Derviş Ali Kavazoğlu ve Kostas Mişaulis’i anma ve onurlandırma etkinliğinde AKEL Merkez Komitesi Genel Sekreteri Stefanos Stefanu tarafından yapılan konuşma
11 Nisan 1965’te milliyetçiliğin cani kurşunlarına hedef olan ve Kıbrıslırumların-Kıbrıslıtürklerin dostluğunun ve ortak mücadelesinin sembolü iki kahraman şehidi, Derviş Ali Kavazoğlu ile Kostas Mişaulis’i anmak için bu yıl da burada bir ara geldik. 1963-1964’teki iki toplumlu çatışmaların sonucu olarak, o dönemde milliyetçilik doruğa ulaşmıştı. Her iki toplumda da yoğun bir biçimde faaliyetlerini sürdüren paramiliter ve aşırı sağcı örgütlerin ortak noktası, bağımsız iki toplumlu Kıbrıs devletini kabullenmeyi reddetmeleriydi. Bir tarafta Enosis’i diğer tarafta Taksim’i hedefleyenler bunu istemiyorlardı, çünkü bu onların siyasi hedeflerini geçersiz kılıyordu. Fanatizmin, kendinden farklı olana karşı düşmanlığın ve etnik nefretin çok yoğun olduğu bir dönemdi.
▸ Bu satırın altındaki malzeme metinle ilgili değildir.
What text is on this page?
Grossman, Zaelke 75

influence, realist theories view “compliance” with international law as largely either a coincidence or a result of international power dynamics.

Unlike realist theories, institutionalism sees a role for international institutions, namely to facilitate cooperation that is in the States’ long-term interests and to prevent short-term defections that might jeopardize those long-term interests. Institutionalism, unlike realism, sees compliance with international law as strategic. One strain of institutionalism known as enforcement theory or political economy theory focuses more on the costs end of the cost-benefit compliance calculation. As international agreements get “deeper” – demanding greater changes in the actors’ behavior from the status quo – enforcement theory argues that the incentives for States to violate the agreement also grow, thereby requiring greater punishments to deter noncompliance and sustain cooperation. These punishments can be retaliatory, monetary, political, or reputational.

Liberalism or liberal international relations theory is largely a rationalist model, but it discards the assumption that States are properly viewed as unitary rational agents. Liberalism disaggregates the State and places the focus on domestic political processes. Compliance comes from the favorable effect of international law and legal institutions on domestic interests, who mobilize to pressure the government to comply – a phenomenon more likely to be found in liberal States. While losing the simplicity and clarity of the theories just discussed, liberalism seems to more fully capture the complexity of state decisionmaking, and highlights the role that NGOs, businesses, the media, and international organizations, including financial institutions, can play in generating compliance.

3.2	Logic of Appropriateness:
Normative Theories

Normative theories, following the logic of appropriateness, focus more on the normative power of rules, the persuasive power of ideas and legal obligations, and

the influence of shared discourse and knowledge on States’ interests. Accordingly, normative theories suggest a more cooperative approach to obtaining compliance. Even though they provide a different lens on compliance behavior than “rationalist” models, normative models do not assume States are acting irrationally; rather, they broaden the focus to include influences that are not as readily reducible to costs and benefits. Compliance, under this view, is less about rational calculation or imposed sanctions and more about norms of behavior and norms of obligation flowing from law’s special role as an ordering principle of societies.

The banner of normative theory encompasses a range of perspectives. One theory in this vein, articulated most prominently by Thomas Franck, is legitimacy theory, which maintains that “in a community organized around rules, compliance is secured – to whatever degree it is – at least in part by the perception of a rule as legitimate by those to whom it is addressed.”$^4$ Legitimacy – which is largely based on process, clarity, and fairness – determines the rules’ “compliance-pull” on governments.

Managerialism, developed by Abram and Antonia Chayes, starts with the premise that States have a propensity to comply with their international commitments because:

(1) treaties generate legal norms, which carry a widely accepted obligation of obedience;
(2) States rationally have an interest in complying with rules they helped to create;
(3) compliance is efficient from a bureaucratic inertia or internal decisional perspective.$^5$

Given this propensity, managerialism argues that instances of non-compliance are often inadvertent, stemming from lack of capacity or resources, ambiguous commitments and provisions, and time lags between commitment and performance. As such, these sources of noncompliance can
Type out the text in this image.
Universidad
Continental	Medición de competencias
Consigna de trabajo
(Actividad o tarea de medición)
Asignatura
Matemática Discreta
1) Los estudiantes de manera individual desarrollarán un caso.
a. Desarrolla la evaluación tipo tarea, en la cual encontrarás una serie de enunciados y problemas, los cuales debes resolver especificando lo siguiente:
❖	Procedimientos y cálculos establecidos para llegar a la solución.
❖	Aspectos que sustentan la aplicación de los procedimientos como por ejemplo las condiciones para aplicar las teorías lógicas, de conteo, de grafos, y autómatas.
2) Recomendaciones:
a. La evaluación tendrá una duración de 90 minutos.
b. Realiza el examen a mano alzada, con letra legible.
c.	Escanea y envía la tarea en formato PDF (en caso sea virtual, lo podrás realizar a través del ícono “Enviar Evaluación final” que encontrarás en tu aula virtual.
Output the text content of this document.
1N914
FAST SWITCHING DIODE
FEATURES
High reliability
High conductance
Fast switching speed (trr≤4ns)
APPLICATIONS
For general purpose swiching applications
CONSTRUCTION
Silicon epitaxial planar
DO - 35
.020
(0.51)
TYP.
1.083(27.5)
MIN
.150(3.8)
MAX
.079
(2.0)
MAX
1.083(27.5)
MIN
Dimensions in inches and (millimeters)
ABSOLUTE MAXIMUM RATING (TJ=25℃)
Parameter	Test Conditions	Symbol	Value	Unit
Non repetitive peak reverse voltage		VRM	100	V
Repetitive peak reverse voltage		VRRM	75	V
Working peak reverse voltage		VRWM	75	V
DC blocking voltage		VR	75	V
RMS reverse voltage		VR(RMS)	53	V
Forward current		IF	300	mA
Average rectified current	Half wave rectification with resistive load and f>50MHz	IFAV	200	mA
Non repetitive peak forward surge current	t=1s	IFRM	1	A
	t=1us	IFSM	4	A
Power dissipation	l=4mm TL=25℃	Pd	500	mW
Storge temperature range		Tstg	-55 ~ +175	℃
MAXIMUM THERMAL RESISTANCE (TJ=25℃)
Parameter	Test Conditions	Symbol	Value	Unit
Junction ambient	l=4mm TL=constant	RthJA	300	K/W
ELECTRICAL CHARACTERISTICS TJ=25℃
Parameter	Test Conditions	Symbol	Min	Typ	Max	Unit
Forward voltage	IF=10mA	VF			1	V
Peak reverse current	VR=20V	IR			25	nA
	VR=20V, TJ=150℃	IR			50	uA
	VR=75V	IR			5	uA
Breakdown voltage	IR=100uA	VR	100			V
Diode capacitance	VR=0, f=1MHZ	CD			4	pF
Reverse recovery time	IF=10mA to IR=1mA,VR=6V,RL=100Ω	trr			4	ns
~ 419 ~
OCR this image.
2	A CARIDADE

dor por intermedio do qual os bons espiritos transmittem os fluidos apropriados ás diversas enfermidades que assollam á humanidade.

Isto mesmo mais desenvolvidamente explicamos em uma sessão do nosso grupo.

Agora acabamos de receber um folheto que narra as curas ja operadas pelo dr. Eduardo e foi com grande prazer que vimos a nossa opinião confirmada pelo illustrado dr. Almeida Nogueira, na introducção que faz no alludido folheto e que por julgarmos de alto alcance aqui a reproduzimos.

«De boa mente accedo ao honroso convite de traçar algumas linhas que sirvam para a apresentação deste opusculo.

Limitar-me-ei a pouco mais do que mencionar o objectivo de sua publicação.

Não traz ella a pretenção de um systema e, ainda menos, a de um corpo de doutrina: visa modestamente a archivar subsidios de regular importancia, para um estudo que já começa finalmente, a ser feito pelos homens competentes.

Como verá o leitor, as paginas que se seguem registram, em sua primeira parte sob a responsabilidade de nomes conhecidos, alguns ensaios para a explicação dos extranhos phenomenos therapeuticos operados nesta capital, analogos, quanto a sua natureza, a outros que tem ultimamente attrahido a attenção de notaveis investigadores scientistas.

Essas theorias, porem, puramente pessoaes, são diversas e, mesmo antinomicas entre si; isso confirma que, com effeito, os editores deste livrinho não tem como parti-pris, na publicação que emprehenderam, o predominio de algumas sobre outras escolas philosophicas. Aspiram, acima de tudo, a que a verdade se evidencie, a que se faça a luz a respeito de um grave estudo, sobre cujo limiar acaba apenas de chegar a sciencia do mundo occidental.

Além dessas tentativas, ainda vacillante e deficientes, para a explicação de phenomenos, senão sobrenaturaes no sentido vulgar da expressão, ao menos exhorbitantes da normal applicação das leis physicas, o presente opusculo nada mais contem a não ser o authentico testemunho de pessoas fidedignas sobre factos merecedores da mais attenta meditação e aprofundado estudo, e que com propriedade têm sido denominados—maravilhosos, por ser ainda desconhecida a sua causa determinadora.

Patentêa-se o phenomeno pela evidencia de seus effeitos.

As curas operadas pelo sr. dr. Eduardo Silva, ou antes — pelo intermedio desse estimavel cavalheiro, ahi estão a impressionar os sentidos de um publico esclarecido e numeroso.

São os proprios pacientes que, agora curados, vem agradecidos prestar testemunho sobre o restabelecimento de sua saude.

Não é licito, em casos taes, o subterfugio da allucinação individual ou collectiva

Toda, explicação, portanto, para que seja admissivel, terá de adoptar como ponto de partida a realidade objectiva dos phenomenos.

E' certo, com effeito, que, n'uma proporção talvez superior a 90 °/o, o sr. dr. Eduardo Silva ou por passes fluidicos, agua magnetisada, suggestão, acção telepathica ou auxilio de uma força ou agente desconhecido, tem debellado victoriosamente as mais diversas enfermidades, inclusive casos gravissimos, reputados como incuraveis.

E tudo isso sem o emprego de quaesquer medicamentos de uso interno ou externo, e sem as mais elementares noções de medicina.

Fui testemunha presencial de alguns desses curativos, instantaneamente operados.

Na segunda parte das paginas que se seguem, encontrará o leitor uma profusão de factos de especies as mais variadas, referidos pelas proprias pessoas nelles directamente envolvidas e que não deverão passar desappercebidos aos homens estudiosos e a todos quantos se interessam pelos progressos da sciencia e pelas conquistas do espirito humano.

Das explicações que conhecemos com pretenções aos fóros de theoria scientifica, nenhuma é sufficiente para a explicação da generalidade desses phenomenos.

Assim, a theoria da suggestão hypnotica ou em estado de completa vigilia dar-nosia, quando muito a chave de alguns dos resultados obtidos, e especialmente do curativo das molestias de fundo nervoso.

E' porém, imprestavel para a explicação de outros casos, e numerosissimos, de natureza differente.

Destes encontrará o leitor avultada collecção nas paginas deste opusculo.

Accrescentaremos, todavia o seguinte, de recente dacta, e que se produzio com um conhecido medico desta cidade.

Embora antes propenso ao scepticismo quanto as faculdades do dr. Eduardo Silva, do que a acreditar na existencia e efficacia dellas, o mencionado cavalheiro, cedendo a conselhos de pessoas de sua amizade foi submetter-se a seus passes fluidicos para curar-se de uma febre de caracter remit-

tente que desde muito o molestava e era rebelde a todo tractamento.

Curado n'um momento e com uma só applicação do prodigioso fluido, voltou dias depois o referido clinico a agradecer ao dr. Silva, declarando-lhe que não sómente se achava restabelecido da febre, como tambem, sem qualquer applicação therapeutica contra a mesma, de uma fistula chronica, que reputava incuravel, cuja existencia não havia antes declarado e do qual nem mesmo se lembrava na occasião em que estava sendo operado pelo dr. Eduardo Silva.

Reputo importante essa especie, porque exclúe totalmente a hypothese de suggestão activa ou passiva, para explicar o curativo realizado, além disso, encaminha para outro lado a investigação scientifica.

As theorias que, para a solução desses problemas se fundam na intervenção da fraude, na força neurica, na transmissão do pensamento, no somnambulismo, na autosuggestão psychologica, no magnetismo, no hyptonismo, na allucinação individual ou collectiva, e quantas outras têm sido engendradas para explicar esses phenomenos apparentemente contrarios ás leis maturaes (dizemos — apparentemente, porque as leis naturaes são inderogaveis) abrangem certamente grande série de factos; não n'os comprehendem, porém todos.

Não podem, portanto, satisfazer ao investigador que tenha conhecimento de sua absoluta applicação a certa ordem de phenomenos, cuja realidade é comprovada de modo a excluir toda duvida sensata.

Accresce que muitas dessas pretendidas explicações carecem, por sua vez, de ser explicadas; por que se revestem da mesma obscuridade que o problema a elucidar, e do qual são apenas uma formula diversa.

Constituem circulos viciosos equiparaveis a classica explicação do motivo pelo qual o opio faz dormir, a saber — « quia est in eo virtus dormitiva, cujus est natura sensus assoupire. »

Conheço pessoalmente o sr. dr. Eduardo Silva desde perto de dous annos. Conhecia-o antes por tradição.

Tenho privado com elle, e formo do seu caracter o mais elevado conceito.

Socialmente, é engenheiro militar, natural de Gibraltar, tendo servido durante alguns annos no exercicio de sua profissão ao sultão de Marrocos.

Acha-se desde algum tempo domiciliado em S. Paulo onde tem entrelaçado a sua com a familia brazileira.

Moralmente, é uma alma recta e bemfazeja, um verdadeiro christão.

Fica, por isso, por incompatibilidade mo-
Kavazoğlu ve Mişaulis’in katledilmelerinin öncesinde, bağımsız Kıbrıs devletini destekleyen Cumhuriyet gazetesini kuran Solcu iki gazeteci, Kıbrıslı iki yurtsever, Ayhan Hikmet ve Ahmet Gürkan TMT tarafından öldürüldü.
TMT terör estiriyor ve milliyetçiliğin iki toplum arasında nefret tohumlarıyla ve çatışmalarla yol açtığı yıkıcı gidişata karşı direnenleri hedef alıyor ve katlediyordu.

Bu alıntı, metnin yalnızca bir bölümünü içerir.